John Patton - Let 'Em Roll (1965)


The three coolest, smoothest traditional jazz instruments are vibraphone, organ, and guitar--not up for debate. I guess one could deem them 'secondary' instruments as they, while not obscure in jazz, are not heard nearly as much as the horn/piano build. This is even moreso the case for vibes and organ as they are expensive and pretty stationary pieces of equipment. Take that into consideration and it makes sense why there are hardly any organ, vibes, guitar, drum quartets. The only other date I know of with this setup is Street Of Dreams by Grant Green. My jazz scope is pretty limited to Blue Note and 50s/60s music, but even if more contemporary jazz is holding some albums with this instrumentation, I doubt they're going to be as dope as the classic Let 'Em Roll.

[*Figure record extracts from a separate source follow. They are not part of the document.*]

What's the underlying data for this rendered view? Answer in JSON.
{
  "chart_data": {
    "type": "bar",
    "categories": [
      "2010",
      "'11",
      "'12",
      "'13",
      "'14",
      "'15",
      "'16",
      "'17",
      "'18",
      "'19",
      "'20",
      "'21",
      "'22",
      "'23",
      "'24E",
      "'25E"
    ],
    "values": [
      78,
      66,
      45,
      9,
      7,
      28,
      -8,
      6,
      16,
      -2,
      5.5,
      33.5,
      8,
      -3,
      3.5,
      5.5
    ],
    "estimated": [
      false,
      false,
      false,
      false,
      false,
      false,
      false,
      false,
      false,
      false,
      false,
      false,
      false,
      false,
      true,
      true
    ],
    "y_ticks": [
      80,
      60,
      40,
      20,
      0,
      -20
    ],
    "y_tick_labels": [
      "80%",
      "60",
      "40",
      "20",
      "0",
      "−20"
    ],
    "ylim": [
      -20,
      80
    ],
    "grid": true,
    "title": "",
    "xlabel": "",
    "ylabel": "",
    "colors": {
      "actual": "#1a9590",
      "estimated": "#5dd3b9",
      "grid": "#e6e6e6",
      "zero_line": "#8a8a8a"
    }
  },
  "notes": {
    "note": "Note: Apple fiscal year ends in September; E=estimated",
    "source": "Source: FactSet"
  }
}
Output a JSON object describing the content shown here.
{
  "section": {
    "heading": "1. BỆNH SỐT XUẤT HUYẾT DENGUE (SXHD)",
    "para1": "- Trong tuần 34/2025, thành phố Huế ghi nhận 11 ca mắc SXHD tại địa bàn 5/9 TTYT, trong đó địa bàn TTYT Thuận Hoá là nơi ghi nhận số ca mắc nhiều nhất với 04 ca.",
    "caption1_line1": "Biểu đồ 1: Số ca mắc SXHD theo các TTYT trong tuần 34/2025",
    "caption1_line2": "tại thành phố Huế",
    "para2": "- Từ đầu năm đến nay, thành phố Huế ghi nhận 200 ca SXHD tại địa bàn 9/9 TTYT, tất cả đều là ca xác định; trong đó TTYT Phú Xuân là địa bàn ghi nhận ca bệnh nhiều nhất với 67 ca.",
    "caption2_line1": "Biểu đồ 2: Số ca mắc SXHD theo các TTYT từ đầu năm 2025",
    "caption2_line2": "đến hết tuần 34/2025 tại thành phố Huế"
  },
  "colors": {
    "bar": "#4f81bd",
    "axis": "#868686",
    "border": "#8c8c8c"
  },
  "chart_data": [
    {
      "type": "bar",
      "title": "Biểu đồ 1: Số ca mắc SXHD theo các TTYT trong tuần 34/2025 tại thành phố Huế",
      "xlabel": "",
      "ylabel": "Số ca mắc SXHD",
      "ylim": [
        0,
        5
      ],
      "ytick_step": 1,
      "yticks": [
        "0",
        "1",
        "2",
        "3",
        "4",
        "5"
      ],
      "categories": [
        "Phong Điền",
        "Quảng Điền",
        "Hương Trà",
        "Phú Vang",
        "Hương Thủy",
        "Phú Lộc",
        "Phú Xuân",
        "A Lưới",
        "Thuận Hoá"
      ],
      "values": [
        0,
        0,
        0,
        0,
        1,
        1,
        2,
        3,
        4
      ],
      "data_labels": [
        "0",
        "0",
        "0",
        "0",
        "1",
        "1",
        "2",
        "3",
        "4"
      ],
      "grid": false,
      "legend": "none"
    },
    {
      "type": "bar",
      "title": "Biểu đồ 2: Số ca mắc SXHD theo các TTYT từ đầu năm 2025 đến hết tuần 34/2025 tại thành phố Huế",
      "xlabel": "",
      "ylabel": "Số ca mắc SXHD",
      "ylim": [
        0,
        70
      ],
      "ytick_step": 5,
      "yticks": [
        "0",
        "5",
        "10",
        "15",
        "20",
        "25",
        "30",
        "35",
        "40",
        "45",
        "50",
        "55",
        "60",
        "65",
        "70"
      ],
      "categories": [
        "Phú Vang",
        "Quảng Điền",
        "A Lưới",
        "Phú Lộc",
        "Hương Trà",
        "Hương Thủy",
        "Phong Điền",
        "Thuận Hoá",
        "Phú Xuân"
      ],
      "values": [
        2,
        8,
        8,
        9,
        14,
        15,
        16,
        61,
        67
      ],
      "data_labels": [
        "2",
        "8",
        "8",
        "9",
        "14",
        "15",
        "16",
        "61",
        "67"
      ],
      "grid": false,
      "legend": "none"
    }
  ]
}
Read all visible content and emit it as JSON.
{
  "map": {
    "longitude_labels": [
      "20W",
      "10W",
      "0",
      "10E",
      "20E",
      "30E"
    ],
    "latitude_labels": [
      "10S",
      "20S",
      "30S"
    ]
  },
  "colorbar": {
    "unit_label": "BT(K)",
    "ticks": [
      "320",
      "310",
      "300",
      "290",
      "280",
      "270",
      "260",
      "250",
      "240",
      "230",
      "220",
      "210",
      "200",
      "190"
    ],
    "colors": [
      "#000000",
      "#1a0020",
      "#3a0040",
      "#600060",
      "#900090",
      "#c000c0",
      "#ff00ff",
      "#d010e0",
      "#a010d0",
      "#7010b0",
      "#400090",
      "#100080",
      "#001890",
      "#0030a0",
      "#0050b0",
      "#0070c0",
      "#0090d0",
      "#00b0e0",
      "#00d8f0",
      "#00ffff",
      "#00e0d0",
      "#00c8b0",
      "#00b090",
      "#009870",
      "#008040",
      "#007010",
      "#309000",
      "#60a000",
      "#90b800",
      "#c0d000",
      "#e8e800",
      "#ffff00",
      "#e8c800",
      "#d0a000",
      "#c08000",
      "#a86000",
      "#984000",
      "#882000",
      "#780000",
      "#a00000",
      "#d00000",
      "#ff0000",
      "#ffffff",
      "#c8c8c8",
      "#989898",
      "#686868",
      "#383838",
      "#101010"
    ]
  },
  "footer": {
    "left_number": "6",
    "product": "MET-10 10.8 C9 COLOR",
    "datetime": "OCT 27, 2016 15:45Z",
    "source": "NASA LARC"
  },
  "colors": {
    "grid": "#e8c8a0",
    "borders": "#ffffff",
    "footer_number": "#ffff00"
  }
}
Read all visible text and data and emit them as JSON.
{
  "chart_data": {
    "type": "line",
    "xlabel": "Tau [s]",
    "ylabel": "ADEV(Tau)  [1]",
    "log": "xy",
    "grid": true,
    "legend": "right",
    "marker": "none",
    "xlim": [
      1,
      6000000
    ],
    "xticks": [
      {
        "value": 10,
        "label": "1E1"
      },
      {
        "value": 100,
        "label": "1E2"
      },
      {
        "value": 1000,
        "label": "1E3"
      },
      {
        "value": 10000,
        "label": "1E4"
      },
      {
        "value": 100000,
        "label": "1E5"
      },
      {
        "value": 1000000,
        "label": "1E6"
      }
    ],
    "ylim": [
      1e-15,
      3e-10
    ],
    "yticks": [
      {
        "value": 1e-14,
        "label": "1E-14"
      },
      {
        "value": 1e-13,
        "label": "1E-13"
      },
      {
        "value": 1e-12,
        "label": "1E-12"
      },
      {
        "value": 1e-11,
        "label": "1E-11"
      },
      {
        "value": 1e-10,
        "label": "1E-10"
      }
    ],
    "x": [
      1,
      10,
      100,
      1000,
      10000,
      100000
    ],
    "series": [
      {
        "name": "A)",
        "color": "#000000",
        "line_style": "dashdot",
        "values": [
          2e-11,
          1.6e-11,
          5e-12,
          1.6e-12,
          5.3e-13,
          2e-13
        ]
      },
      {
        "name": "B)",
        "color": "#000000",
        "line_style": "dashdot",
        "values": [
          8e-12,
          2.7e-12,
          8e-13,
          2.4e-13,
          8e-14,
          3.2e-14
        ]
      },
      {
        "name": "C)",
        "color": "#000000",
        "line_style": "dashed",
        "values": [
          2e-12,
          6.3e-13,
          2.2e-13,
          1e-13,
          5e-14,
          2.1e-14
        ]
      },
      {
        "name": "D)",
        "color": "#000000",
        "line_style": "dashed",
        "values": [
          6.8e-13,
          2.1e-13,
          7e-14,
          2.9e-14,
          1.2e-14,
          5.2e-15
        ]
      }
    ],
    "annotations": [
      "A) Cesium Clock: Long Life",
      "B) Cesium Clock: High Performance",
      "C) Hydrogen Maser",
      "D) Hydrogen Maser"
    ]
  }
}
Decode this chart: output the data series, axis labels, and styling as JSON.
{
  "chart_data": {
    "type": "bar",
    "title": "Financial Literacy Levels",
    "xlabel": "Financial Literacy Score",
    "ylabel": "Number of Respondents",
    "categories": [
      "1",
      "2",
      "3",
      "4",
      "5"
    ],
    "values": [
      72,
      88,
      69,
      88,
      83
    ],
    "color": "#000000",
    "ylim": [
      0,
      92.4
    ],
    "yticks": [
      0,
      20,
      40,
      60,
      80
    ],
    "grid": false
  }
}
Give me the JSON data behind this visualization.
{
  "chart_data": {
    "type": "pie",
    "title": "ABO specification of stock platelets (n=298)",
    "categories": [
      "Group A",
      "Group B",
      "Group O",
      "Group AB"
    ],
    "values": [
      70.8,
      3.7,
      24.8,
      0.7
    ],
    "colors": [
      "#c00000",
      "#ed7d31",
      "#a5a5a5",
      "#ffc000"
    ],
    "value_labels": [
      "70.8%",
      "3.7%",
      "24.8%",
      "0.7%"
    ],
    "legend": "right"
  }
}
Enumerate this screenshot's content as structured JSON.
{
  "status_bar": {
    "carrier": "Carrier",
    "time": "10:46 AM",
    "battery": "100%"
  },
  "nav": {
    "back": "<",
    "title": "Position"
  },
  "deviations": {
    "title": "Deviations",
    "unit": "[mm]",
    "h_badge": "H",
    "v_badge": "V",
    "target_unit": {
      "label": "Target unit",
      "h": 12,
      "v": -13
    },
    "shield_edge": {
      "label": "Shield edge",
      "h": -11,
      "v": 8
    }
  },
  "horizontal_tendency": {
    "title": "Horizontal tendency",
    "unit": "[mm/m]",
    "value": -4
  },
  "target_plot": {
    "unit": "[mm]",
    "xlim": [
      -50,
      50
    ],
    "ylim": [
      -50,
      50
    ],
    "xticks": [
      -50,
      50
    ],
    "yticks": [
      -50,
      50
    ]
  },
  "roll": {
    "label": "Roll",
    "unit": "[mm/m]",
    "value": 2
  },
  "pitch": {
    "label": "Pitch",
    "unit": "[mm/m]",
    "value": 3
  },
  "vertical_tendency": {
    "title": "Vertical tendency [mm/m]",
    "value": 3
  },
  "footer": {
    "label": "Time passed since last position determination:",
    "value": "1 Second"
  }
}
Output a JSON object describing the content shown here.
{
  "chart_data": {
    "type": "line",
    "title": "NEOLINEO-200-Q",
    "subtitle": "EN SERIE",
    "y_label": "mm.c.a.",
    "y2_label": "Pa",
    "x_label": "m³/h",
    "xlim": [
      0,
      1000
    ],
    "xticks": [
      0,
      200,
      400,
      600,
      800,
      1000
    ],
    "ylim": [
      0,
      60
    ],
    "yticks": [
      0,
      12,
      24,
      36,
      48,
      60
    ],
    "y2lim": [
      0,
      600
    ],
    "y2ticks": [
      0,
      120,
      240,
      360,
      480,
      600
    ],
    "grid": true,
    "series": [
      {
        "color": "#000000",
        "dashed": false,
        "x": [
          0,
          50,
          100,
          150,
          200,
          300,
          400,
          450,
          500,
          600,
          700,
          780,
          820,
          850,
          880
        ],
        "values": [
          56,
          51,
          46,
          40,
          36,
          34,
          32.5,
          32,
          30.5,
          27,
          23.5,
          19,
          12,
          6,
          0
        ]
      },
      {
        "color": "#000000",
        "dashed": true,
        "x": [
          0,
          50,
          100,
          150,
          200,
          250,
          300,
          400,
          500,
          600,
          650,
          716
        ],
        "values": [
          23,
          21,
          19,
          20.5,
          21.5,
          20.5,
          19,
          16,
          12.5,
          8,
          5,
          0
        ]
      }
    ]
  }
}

I've always enjoyed John Patton, but that's due mostly to the fact that I love jazz organ and he happens to be one of the very few organists on my favorite jazz label. Don't get me wrong, he has more skill than I could ever dream to hone on such a complex instrument, but he pales in comparison to Larry Young and Jimmy Smith. The grooves on many Patton albums feel pretty basic and lacking of serious depth or convincing rhythm. His albums leave me with a heart-warmed feeling, but I'll rarely listen to anything of his on the regular because of Jimmy Smith's existence. The exception, no doubt, is Let 'Em Roll. The dude is totally smoking on this record. Takes complete control of all the funkiness necessary to make any soul-jazz album successful. The greatness for a lot of these poppy sales-oriented Blue Note albums hinges on what Grant Green brought to the table on the recording day. As the most over-used jazz instrumentalist ever (Blue Note's sole guitarist during much of the 1960s) he inevitably had sessions where he blended in as just an average jazz musician, but he also had sessions where he would set the earth on fire with soul. Make no doubts that Green came out to play for Let 'Em Roll. As usual, he never sounds bad on his solos, but what's more are his powerful and punctual his rhythm chords. This puts some good pressure on the band to keep the funk precise and grooving. Green and Patton are able to handle chords themselves, so there is no need for Hutcherson to back the band throughout the solos. He sticks entirely to his own solos and central melodies, but he provides another musical angle and gives the album some extra personality--making it stand out among the plethora of soul-jazz based Blue Notes from the Duke Pearson era.